We present a clinic’s live birth rate as either above, below or consistent with the national average live birth rate.
If a clinic’s success rate is consistent with the national average, there is no statistical difference between the clinic and the national average. Any small difference between the clinic and the national average may just be down to chance.
A few clinics will have a success rate that is significantly higher or lower than the national average. This means we can be confident that the difference between the clinic and the national average is unlikely to have occurred by chance.
There are a range of reasons why a clinic may have a higher or lower success rate than the national average. Clinics have different treatment policies and practices. Some clinics treat proportionately fewer or more patients with difficult fertility problems than the national average.
Why do we present the predicted chance of a live birth as a range?
However we also use this data to predict the future chance of a live birth for an average patient who goes to that clinic. This is presented as a range eg, the predicted chance is between 12 – 28%.
Why do we show this as a range instead of a single % figure?
No statistic is absolute. If we present a clinic as having a success rate of 20%, this rate will vary from year to year even if all other factors are kept the same, just because of chance.
By presenting a range we can show how reliable our prediction of the future chance of success at a clinic is.
For example: consider a clinic carried out 100 treatment cycles in 2007. 20 women had a live birth. This is a 20% live birth rate for that year. How likely is it that the clinic could repeat this performance if it treated another 100 women with similar treatment needs under similar clinical conditions the following year? The range gives the answer that the success rate will fall between 12% and 28%.
Why does the size of the range vary for different clinics?

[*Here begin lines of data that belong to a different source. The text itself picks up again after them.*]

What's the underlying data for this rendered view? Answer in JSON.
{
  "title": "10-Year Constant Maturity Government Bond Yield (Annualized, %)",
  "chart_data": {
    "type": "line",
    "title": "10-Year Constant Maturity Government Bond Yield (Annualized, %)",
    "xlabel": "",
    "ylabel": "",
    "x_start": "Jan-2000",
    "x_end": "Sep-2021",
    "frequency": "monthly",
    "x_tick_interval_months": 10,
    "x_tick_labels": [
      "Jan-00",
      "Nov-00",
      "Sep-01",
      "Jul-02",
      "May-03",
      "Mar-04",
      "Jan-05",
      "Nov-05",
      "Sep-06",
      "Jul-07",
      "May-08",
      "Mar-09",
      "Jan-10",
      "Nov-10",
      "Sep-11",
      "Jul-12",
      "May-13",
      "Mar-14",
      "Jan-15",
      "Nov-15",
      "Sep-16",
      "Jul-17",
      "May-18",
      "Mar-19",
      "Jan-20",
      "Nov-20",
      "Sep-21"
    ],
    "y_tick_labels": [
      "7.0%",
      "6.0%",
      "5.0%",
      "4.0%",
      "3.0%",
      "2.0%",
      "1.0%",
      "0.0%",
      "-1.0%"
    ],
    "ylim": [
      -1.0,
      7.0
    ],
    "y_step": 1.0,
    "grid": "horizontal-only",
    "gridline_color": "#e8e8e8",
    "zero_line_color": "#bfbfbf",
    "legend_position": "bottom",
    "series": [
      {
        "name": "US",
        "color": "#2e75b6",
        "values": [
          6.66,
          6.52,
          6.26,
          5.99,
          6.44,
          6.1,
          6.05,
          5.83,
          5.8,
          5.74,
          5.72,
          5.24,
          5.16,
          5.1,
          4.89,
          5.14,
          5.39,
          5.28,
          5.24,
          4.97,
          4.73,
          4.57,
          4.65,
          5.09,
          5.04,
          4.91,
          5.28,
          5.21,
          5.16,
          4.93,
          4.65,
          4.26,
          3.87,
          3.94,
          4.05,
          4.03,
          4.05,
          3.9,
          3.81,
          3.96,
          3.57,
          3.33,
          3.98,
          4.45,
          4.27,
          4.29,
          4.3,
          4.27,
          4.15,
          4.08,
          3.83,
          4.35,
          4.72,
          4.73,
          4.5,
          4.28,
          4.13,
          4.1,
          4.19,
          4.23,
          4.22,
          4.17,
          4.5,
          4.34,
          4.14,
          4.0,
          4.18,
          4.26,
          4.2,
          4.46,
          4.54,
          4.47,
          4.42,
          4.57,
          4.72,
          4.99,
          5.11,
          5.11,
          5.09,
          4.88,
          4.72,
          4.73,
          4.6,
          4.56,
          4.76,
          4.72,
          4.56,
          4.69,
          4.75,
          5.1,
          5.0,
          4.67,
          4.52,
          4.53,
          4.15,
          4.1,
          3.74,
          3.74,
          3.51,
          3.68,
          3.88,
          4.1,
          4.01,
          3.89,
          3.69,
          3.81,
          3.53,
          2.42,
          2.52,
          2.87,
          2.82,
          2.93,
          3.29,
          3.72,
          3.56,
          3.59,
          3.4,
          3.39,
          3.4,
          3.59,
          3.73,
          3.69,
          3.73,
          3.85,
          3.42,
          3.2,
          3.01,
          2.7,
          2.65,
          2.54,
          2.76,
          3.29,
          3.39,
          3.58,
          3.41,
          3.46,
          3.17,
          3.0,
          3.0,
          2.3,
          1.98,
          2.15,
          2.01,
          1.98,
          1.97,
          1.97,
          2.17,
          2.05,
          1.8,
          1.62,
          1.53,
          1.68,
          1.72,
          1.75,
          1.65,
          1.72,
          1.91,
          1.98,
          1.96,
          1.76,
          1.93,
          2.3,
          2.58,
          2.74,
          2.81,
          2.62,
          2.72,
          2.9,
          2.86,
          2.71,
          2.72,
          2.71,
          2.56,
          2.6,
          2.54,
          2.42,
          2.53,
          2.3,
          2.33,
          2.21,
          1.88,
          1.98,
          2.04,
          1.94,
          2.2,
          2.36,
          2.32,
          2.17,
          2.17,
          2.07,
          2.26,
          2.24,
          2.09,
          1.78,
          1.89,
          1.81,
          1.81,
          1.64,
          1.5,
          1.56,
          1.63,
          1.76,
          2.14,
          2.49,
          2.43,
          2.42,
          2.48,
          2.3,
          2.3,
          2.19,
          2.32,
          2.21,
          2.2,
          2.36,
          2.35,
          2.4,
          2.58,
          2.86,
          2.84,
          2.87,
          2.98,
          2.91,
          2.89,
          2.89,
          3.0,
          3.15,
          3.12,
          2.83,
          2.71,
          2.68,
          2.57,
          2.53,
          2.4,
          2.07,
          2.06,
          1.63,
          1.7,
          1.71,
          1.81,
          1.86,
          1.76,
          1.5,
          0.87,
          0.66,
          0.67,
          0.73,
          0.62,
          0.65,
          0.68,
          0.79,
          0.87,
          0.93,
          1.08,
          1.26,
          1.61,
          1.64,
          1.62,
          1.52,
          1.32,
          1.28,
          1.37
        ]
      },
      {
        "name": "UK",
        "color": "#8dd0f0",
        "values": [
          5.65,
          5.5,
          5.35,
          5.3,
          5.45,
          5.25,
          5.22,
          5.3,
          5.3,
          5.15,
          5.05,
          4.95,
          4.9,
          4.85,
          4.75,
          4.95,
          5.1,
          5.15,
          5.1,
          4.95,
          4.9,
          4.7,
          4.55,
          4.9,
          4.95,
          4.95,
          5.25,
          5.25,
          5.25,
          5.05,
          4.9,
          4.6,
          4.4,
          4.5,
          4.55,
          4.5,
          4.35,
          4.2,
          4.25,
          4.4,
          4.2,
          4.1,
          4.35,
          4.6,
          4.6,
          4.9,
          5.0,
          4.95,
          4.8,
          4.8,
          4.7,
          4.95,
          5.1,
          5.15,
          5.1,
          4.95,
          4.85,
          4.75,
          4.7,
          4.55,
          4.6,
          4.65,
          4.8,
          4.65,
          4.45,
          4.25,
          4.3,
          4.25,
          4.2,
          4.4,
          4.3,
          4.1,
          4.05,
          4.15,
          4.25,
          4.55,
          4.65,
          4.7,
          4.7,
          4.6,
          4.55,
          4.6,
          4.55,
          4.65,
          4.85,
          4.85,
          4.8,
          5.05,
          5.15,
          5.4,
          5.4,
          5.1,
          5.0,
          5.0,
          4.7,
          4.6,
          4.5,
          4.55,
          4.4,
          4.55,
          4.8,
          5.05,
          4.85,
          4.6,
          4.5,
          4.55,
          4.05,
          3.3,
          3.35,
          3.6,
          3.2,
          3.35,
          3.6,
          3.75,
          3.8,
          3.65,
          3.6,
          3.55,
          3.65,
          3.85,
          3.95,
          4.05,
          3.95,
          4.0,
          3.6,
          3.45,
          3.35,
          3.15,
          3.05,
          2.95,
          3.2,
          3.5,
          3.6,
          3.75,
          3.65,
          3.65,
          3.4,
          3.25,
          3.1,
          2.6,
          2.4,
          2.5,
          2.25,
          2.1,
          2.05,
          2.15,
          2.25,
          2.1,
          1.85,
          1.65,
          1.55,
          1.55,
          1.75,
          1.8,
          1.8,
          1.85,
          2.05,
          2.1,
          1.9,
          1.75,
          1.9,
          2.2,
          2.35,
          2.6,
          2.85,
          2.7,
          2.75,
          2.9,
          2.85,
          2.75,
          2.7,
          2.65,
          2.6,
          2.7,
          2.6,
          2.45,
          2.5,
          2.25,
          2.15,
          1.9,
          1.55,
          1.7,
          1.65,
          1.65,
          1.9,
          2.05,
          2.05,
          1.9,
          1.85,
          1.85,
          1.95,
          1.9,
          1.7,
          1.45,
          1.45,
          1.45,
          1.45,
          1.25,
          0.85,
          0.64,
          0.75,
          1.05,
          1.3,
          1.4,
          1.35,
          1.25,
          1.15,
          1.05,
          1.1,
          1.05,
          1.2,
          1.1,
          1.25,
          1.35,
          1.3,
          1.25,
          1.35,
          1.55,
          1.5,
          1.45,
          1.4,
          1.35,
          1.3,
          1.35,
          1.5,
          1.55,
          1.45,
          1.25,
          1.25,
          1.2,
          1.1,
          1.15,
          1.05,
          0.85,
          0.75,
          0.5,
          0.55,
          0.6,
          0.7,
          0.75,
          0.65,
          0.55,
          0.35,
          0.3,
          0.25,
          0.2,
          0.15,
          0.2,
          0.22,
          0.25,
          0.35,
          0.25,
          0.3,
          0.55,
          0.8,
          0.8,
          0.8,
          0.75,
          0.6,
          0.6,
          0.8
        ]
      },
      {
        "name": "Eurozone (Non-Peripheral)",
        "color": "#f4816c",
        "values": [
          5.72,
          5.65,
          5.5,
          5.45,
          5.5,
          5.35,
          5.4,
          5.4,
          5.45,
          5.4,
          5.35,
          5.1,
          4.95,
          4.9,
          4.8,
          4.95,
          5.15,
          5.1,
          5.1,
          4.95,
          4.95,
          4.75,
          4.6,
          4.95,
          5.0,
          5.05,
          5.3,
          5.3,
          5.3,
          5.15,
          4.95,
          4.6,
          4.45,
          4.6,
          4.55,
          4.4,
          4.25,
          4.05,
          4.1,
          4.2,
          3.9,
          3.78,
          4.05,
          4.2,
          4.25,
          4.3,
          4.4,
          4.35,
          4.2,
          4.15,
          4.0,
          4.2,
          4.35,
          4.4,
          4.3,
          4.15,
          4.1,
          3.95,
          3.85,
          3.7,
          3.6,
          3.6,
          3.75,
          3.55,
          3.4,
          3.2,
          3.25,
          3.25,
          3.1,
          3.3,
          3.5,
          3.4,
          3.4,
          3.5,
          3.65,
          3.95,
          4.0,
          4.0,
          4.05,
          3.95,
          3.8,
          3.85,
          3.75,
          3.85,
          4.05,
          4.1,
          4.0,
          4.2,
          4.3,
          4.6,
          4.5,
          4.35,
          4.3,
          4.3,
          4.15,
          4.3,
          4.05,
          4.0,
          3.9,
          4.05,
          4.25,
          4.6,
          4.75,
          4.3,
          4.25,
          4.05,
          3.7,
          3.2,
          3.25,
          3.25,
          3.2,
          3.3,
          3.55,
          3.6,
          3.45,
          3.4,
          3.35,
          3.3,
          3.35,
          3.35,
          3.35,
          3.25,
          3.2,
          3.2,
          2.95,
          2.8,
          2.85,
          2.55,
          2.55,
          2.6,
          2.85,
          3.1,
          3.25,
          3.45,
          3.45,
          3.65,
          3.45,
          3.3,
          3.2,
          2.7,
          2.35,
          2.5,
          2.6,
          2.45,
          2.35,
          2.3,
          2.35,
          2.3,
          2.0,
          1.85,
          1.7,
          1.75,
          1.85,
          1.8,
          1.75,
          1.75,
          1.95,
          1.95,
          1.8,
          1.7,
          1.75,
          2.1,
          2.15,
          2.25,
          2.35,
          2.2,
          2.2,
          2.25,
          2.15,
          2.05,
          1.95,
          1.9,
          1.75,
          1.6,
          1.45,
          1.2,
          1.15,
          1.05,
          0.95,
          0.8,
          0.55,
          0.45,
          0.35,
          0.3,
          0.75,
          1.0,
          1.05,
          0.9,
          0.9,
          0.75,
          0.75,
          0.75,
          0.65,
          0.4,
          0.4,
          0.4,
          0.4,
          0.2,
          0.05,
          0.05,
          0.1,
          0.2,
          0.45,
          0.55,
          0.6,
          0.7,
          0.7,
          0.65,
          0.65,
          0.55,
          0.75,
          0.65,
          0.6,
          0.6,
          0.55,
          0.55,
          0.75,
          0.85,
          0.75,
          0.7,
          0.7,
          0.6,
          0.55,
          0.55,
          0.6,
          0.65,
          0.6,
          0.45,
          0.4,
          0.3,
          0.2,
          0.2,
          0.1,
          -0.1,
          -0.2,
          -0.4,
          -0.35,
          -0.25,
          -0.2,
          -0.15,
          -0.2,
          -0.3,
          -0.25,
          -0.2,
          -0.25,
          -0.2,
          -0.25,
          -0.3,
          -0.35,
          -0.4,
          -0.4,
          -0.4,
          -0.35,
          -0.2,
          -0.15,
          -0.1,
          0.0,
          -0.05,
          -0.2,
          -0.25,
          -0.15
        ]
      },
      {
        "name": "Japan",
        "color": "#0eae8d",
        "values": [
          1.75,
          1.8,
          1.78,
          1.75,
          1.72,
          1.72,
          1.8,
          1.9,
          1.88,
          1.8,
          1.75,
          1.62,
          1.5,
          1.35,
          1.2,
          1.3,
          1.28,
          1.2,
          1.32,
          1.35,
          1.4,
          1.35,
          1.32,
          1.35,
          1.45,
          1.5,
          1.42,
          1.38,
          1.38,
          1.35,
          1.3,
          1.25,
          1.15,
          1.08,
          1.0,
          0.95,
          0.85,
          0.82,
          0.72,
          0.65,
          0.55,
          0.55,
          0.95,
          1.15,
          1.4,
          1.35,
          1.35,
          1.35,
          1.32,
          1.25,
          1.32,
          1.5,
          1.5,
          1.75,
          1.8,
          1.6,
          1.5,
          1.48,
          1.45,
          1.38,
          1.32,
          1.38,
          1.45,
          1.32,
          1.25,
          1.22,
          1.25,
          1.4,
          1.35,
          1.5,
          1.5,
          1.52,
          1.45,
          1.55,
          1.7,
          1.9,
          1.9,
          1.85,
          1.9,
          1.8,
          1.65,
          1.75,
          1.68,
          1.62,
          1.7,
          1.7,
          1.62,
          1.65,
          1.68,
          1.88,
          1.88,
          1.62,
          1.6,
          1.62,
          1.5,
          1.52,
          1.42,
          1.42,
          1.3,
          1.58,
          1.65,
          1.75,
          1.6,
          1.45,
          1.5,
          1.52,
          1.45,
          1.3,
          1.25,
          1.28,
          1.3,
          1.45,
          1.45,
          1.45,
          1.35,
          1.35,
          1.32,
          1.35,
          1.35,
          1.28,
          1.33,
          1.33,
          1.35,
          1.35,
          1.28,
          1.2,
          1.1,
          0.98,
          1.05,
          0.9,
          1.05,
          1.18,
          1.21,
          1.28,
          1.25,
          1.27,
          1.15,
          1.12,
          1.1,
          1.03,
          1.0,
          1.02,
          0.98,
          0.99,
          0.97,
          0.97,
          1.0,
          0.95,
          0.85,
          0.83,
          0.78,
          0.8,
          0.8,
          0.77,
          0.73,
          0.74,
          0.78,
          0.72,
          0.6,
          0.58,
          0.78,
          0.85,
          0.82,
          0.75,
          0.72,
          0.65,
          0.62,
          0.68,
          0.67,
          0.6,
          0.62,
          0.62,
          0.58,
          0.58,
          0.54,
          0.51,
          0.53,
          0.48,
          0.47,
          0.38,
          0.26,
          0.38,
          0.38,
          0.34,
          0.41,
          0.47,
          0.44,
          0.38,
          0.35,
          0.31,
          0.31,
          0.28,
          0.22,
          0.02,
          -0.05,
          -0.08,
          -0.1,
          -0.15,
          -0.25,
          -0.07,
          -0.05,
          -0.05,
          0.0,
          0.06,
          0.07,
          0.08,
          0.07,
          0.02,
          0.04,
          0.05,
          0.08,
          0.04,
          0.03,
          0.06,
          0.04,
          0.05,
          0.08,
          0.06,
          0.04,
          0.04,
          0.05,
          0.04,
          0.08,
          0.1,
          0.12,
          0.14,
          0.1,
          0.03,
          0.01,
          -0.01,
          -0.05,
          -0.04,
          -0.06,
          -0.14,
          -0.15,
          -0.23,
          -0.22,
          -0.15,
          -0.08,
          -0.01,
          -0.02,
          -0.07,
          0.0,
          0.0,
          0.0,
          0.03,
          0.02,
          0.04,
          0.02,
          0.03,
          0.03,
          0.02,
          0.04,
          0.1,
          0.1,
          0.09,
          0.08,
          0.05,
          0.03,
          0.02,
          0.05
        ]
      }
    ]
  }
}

The size of the range is based on how many cycles a clinic carried out in a given year. The more treatment cycles a clinic carries out in that year, the more reliably we can predict how it will perform in the future.

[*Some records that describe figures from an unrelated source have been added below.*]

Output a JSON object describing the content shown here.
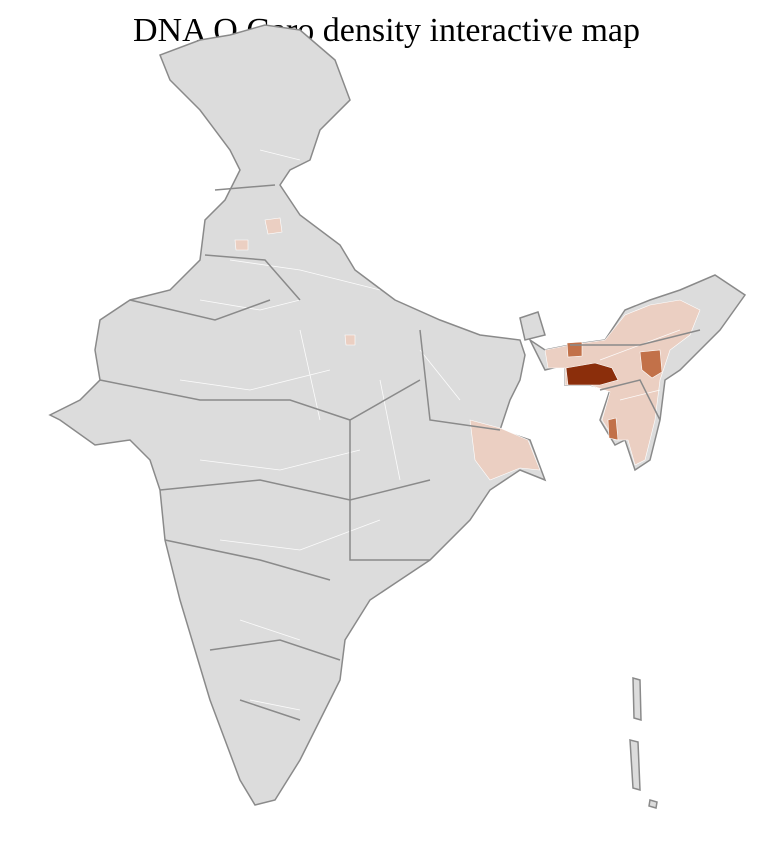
{
  "title": "DNA O Garo density interactive map",
  "colors": {
    "base": "#dcdcdc",
    "state_border": "#8a8a8a",
    "district_border": "#ffffff",
    "low": "#ebcfc2",
    "medium": "#c27149",
    "high": "#8b2e0b"
  }
}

If a clinic carries out a large number of treatment cycles in a given year, we can make a more reliable prediction of how it will perform in the future under similar conditions. This is shown by a smaller range.
If a clinic only carries out a few treatment cycles in a given year, it is hard for us to reliably predict how it will perform in the future under similar conditions. This is shown by a larger range.
Clinic A: 200 out of 1000 treatment cycles in 2007 resulted in a live birth = 20%
Clinic B: 2 out of 10 treatment cycles in 2007 resulted in a live birth = 20%
However because Clinic A carried out far more cycles, we can be more confident when we predict the future chance of success for an average patient at that clinic. This is shown by a smaller range.
Clinic A: the predicted chance of a live birth will fall between 18% - 23%
Clinic B: the predicted chance of a live birth will fall between 3% - 56%
Even though the range may be large, the average chance of a live birth is likely to be towards the centre of the range, not either extreme.